My First Year at Selendy & Gay
August 6, 2019
Vivek Tata was set for a prime associate position at any Big Law firm. With an impressive resume and experience as an associate at a venerable white-shoe firm, it would have been an easy decision to return to a traditional law firm. Vivek, however, was seeking more.
We spoke with Vivek about joining Selendy & Gay as one of its first associates, the importance of courtroom experience, and why taking the traditional path can be the biggest risk of all.
How did Selendy & Gay get on your radar?
I was wrapping up my clerkship, and I knew that when I returned to practice, I wanted to do more than watch from the sidelines. Returning to Big Law was an option, but I knew that courtroom opportunities would be few and far between. Large firms do great work on document-intensive investigations and cases that everyone knows will end in settlement. But they rarely go to court. Selendy & Gay partners are trial and appellate lawyers. It appealed to me that the firm is regularly brought in as trial or appellate counsel, to supplement or replace a big firm.
I had stringent criteria: I wanted to learn to be what one of my mentors called a “courtroom lawyer”—and I knew it was hard to get that experience at a large firm. I wanted to work on big, challenging cases. And most importantly, I wanted to work with great people. Several lawyers I respect told me about Selendy & Gay. So, I did my research, and started reading about the firm and looking at the bios of the founders.
What tipped the scales toward Selendy & Gay?
I was taken with Selendy & Gay’s commitment to training and giving experience to junior associates. I also appreciated that the firm is proud and passionate in taking on pro bono and public interest matters, and that there is no tension between doing good and doing well.
Once I started doing my research into the firm, the cases they’ve worked on, and their views on law and the law firm model, it became clear that Selendy & Gay isn’t wedded to tradition for tradition’s sake. It was clear to me that they wanted to build a trial- and appellate-focused law firm that could compete in the 21st century. I knew it would be a great place to launch a career.
Since joining, the firm has delivered on its promise. The partners go out of their way to get associates hands-on experience. Within my first month of joining the firm, I was brought into the fold of an expedited arbitration, opposite a very well-respected top law firm. I prepared witnesses for trial, and I also gave an oral argument, which was exciting. Meanwhile, on the opposing side, the only people who argued the case or examined witnesses were partners.
How would you describe the environment?
Selendy & Gay is a deeply collaborative environment. As a litigator, no matter where you go, you will inevitably work very hard. The trick is to have fun while you’re doing the work, and it’s important to surround yourself with enthusiastic, intellectually curious people. At Selendy & Gay, I have the opportunity to work with wonderful mentors and peers.

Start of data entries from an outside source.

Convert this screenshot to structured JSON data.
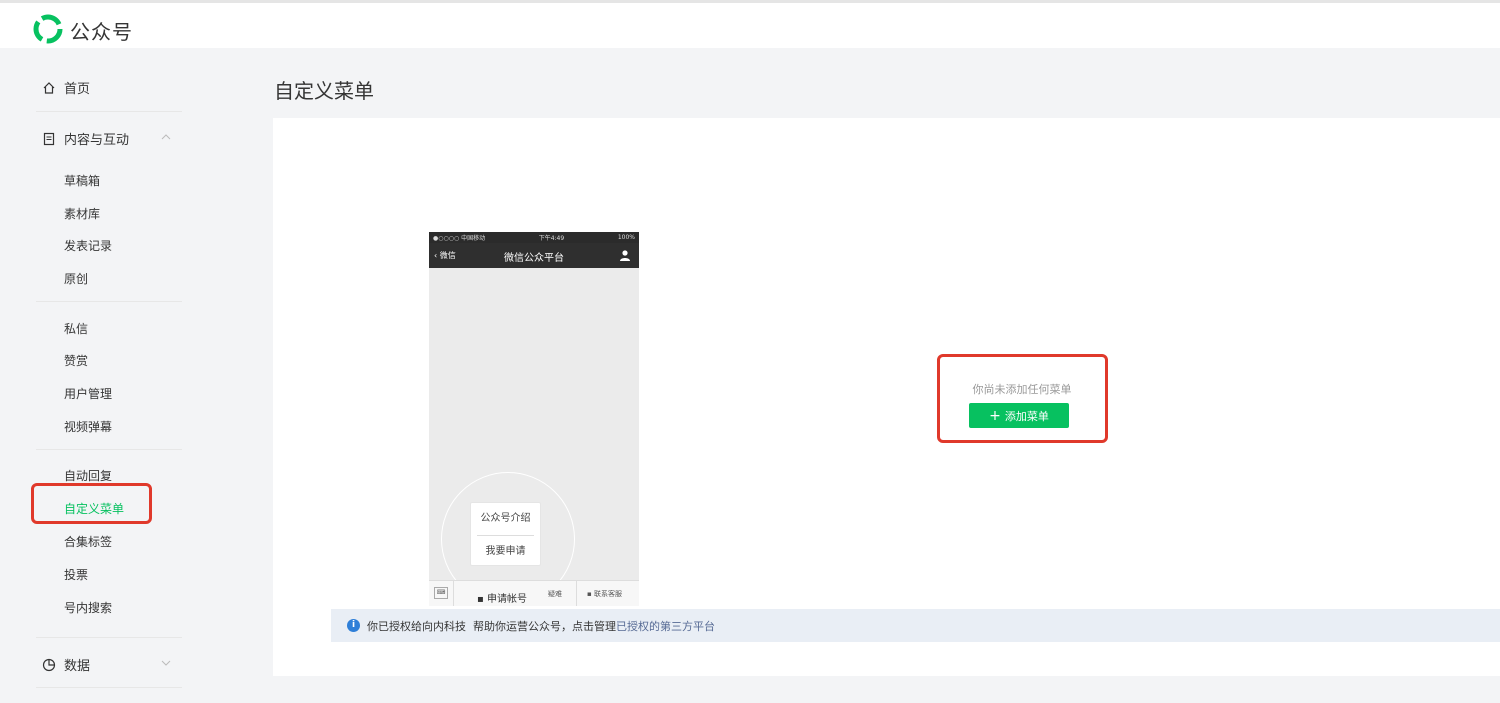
{
  "brand": {
    "name": "公众号",
    "logo_icon": "wechat-official-account-logo",
    "accent_color": "#07c160"
  },
  "sidebar": {
    "home": {
      "label": "首页",
      "icon": "home-icon"
    },
    "content_group": {
      "label": "内容与互动",
      "icon": "document-icon",
      "expanded": true
    },
    "group1": [
      "草稿箱",
      "素材库",
      "发表记录",
      "原创"
    ],
    "group2": [
      "私信",
      "赞赏",
      "用户管理",
      "视频弹幕"
    ],
    "group3": [
      "自动回复",
      "自定义菜单",
      "合集标签",
      "投票",
      "号内搜索"
    ],
    "active_item": "自定义菜单",
    "data": {
      "label": "数据",
      "icon": "pie-chart-icon",
      "expanded": false
    }
  },
  "main": {
    "title": "自定义菜单",
    "phone": {
      "carrier": "●○○○○ 中国移动",
      "time": "下午4:49",
      "battery": "100%",
      "back_label": "微信",
      "nav_title": "微信公众平台",
      "popup_items": [
        "公众号介绍",
        "我要申请"
      ],
      "bottom_apply": "申请帐号",
      "bottom_left_fragment": "疑难",
      "bottom_right": "联系客服"
    },
    "empty_state": {
      "text": "你尚未添加任何菜单",
      "add_button": "添加菜单"
    },
    "infobar": {
      "text_prefix": "你已授权给向内科技  帮助你运营公众号，点击管理",
      "link": "已授权的第三方平台"
    }
  }
}
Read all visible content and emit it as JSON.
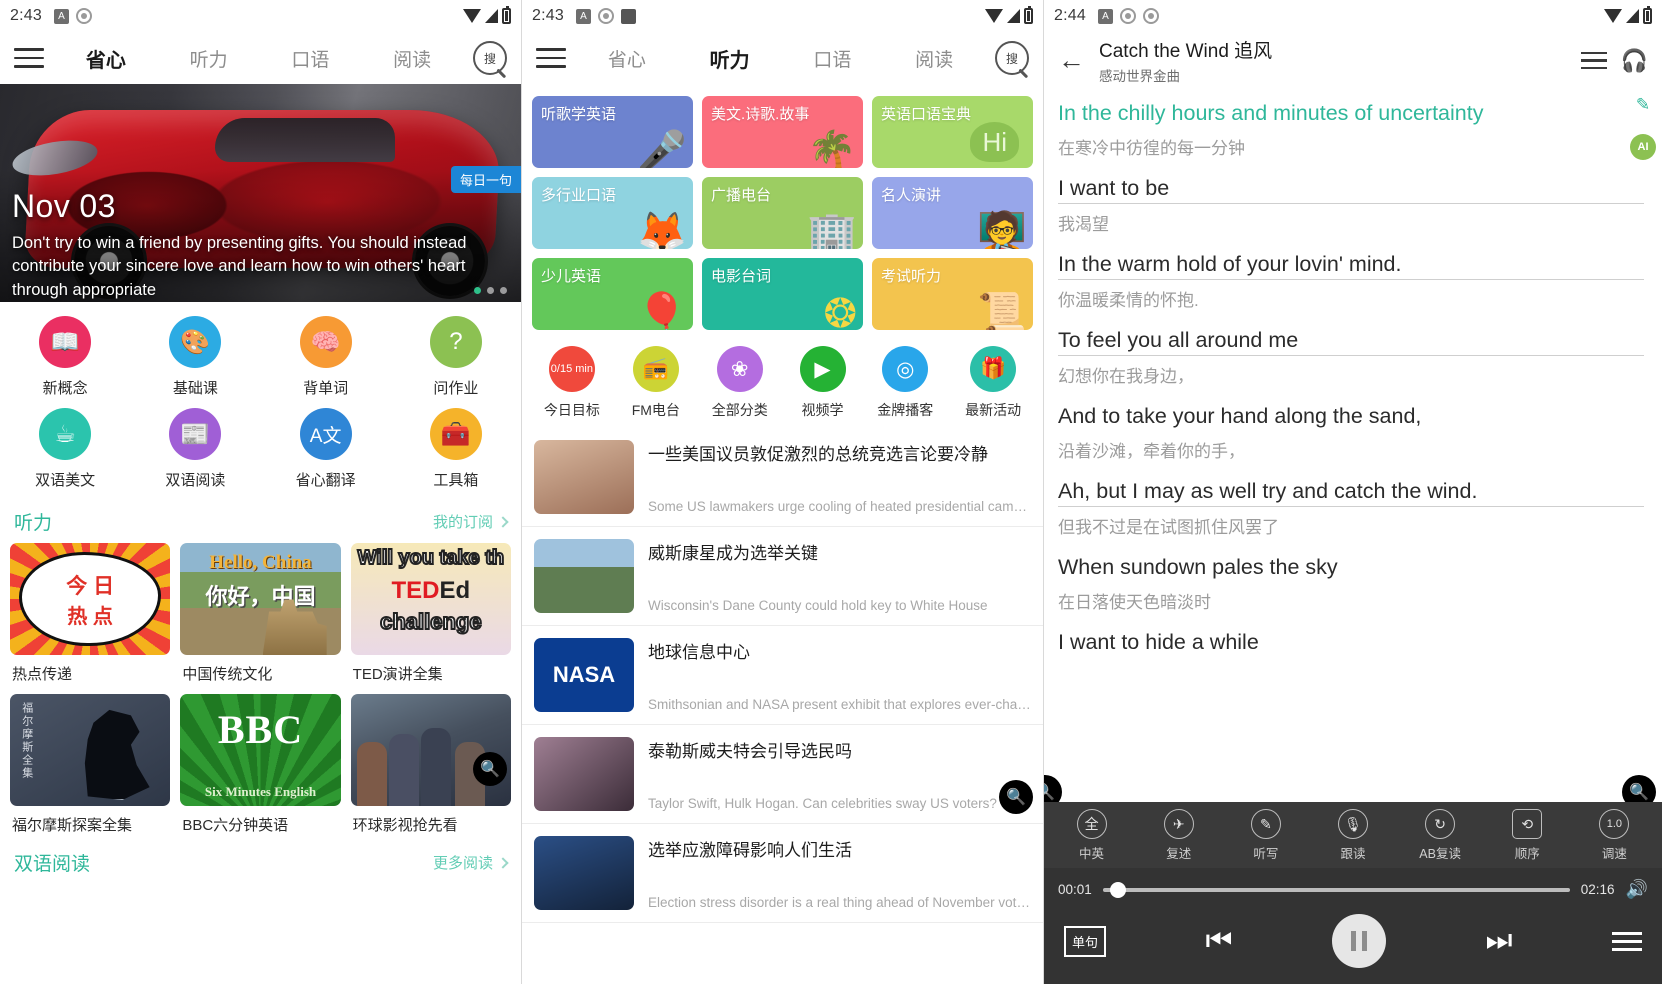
{
  "panel1": {
    "status": {
      "time": "2:43"
    },
    "nav": {
      "tabs": [
        {
          "label": "省心",
          "active": true
        },
        {
          "label": "听力",
          "active": false
        },
        {
          "label": "口语",
          "active": false
        },
        {
          "label": "阅读",
          "active": false
        }
      ],
      "search_label": "搜"
    },
    "hero": {
      "date": "Nov 03",
      "badge": "每日一句",
      "quote": "Don't try to win a friend by presenting gifts. You should instead contribute your sincere love and learn how to win others' heart through appropriate"
    },
    "quick_entries": [
      {
        "label": "新概念",
        "icon": "book-icon",
        "color": "#ea2f62",
        "glyph": "📕"
      },
      {
        "label": "基础课",
        "icon": "palette-icon",
        "color": "#2cabe3",
        "glyph": "🎨"
      },
      {
        "label": "背单词",
        "icon": "brain-icon",
        "color": "#f79a34",
        "glyph": "🧠"
      },
      {
        "label": "问作业",
        "icon": "question-cloud-icon",
        "color": "#8cc152",
        "glyph": "❓"
      },
      {
        "label": "双语美文",
        "icon": "coffee-icon",
        "color": "#2bc4ad",
        "glyph": "☕"
      },
      {
        "label": "双语阅读",
        "icon": "article-icon",
        "color": "#a05fd6",
        "glyph": "📰"
      },
      {
        "label": "省心翻译",
        "icon": "translate-icon",
        "color": "#2f86d6",
        "glyph": "🅰"
      },
      {
        "label": "工具箱",
        "icon": "toolbox-icon",
        "color": "#f5b32a",
        "glyph": "🧰"
      }
    ],
    "section_listening": {
      "title": "听力",
      "more": "我的订阅"
    },
    "listening_cards": [
      {
        "caption": "热点传递",
        "thumb": "hot-today-thumb",
        "line1": "今 日",
        "line2": "热 点"
      },
      {
        "caption": "中国传统文化",
        "thumb": "hello-china-thumb",
        "en": "Hello, China",
        "cn": "你好，中国"
      },
      {
        "caption": "TED演讲全集",
        "thumb": "ted-ed-thumb",
        "w1": "Will you take th",
        "w2a": "TED",
        "w2b": "Ed",
        "w3": "challenge"
      },
      {
        "caption": "福尔摩斯探案全集",
        "thumb": "holmes-thumb",
        "vtext": "福尔摩斯全集"
      },
      {
        "caption": "BBC六分钟英语",
        "thumb": "bbc-thumb",
        "big": "BBC",
        "small": "Six Minutes English"
      },
      {
        "caption": "环球影视抢先看",
        "thumb": "movie-thumb"
      }
    ],
    "section_reading": {
      "title": "双语阅读",
      "more": "更多阅读"
    },
    "zoom_badge": "zoom-icon"
  },
  "panel2": {
    "status": {
      "time": "2:43"
    },
    "nav": {
      "tabs": [
        {
          "label": "省心",
          "active": false
        },
        {
          "label": "听力",
          "active": true
        },
        {
          "label": "口语",
          "active": false
        },
        {
          "label": "阅读",
          "active": false
        }
      ],
      "search_label": "搜"
    },
    "tiles": [
      {
        "label": "听歌学英语",
        "color": "#6d83cf",
        "art": "🎤"
      },
      {
        "label": "美文.诗歌.故事",
        "color": "#fb6d7c",
        "art": "🌴"
      },
      {
        "label": "英语口语宝典",
        "color": "#a8d96a",
        "art": "Hi"
      },
      {
        "label": "多行业口语",
        "color": "#8fd3e0",
        "art": "🦊"
      },
      {
        "label": "广播电台",
        "color": "#9ccd62",
        "art": "🏢"
      },
      {
        "label": "名人演讲",
        "color": "#97a6ea",
        "art": "👨‍🏫"
      },
      {
        "label": "少儿英语",
        "color": "#63c85a",
        "art": "🎈"
      },
      {
        "label": "电影台词",
        "color": "#23b89b",
        "art": "🎞"
      },
      {
        "label": "考试听力",
        "color": "#f3c košice",
        "art": "📜"
      }
    ],
    "quick_row": [
      {
        "label": "今日目标",
        "icon": "daily-goal-icon",
        "color": "#f0493c",
        "text": "0/15 min"
      },
      {
        "label": "FM电台",
        "icon": "radio-icon",
        "color": "#ccd435",
        "glyph": "📻"
      },
      {
        "label": "全部分类",
        "icon": "categories-icon",
        "color": "#b46de0",
        "glyph": "❀"
      },
      {
        "label": "视频学",
        "icon": "video-icon",
        "color": "#25b234",
        "glyph": "📺"
      },
      {
        "label": "金牌播客",
        "icon": "podcast-icon",
        "color": "#29a6ea",
        "glyph": "((·))"
      },
      {
        "label": "最新活动",
        "icon": "gift-icon",
        "color": "#2bbfa8",
        "glyph": "🎁"
      }
    ],
    "news": [
      {
        "title": "一些美国议员敦促激烈的总统竞选言论要冷静",
        "desc": "Some US lawmakers urge cooling of heated presidential campai…",
        "thumb": "trump-thumb"
      },
      {
        "title": "威斯康星成为选举关键",
        "desc": "Wisconsin's Dane County could hold key to White House",
        "thumb": "wisconsin-thumb"
      },
      {
        "title": "地球信息中心",
        "desc": "Smithsonian and NASA present exhibit that explores ever-changi…",
        "thumb": "nasa-thumb"
      },
      {
        "title": "泰勒斯威夫特会引导选民吗",
        "desc": "Taylor Swift, Hulk Hogan. Can celebrities sway US voters?",
        "thumb": "taylor-thumb"
      },
      {
        "title": "选举应激障碍影响人们生活",
        "desc": "Election stress disorder is a real thing ahead of November voting",
        "thumb": "election-thumb"
      }
    ],
    "zoom_badge": "zoom-icon"
  },
  "panel3": {
    "status": {
      "time": "2:44"
    },
    "header": {
      "back": "←",
      "title": "Catch the Wind 追风",
      "subtitle": "感动世界金曲",
      "list_icon": "playlist-icon",
      "headphone_icon": "headphone-icon"
    },
    "side_tools": [
      {
        "icon": "highlighter-icon",
        "glyph": "✎"
      },
      {
        "icon": "ai-lightbulb-icon",
        "glyph": "AI"
      }
    ],
    "lyrics": [
      {
        "en": "In the chilly hours and minutes of uncertainty",
        "cn": "在寒冷中彷徨的每一分钟",
        "current": true
      },
      {
        "en": "I want to be",
        "cn": "我渴望",
        "current": false
      },
      {
        "en": "In the warm hold of your lovin' mind.",
        "cn": "你温暖柔情的怀抱.",
        "current": false
      },
      {
        "en": "To feel you all around me",
        "cn": "幻想你在我身边，",
        "current": false
      },
      {
        "en": "And to take your hand along the sand,",
        "cn": "沿着沙滩，牵着你的手，",
        "current": false
      },
      {
        "en": "Ah, but I may as well try and catch the wind.",
        "cn": "但我不过是在试图抓住风罢了",
        "current": false
      },
      {
        "en": "When sundown pales the sky",
        "cn": "在日落使天色暗淡时",
        "current": false
      },
      {
        "en": "I want to hide a while",
        "cn": "",
        "current": false
      }
    ],
    "tools": [
      {
        "label": "中英",
        "icon": "bilingual-icon",
        "glyph": "全"
      },
      {
        "label": "复述",
        "icon": "retell-icon",
        "glyph": "✈"
      },
      {
        "label": "听写",
        "icon": "dictation-icon",
        "glyph": "✎"
      },
      {
        "label": "跟读",
        "icon": "follow-read-icon",
        "glyph": "🎙"
      },
      {
        "label": "AB复读",
        "icon": "ab-repeat-icon",
        "glyph": "↻"
      },
      {
        "label": "顺序",
        "icon": "order-icon",
        "glyph": "⟲"
      },
      {
        "label": "调速",
        "icon": "speed-icon",
        "glyph": "1.0"
      }
    ],
    "player": {
      "current_time": "00:01",
      "total_time": "02:16",
      "progress_percent": 1,
      "repeat_label": "单句",
      "prev_icon": "previous-icon",
      "play_icon": "pause-icon",
      "next_icon": "next-icon",
      "menu_icon": "menu-icon",
      "volume_icon": "volume-icon"
    },
    "zoom_badge": "zoom-icon"
  }
}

The work can be intense—the best legal work is—but I know my hard work plays a pivotal role in delivering a win for our clients. I feel valued on my team and by clients, and I am afforded so many opportunities to truly learn how to litigate and lead. I am the manager of a few of my cases, and run point in managing workflow and anticipating present and future needs. I feel lucky to have that responsibility.
It’s impossible to get bored here. We handle bet-the-company cases, criminal matters, appeals, and of course public interest work, all with the same level of care, time, and attention to detail.
What do you like best about being here?
In just a year, the firm has built an extraordinary community. It’s collegial and supportive. Between partners and associates, there’s a high level of trust. Partners expect us to tackle hard problems—but their doors are always open for questions or concerns.
That sense of trust is particularly important to me as a new father. I know that if I need to head home to relieve the babysitter and finish a project from home, it’s not an issue. This is not a place where you worry about putting in a specific number of hours of “face time.” The focus is on doing the best work for our clients, and on being a good colleague. Those seem like the right priorities to me.
What are the risks of joining a new firm?
I would ask a different question: What are the risks of joining a typical big firm? In a class of a hundred associates, how will you manage to get the core skills and experiences you need to progress? Will you have the opportunity to go to court, to take depositions, and to run cases? Are partners going to go out of their way to convince clients that the firm’s associates should get to do important tasks?
A big firm may seem safe, but there’s a long-term cost.
If you want to be a courtroom lawyer, you’ll get the skills and experiences you need here.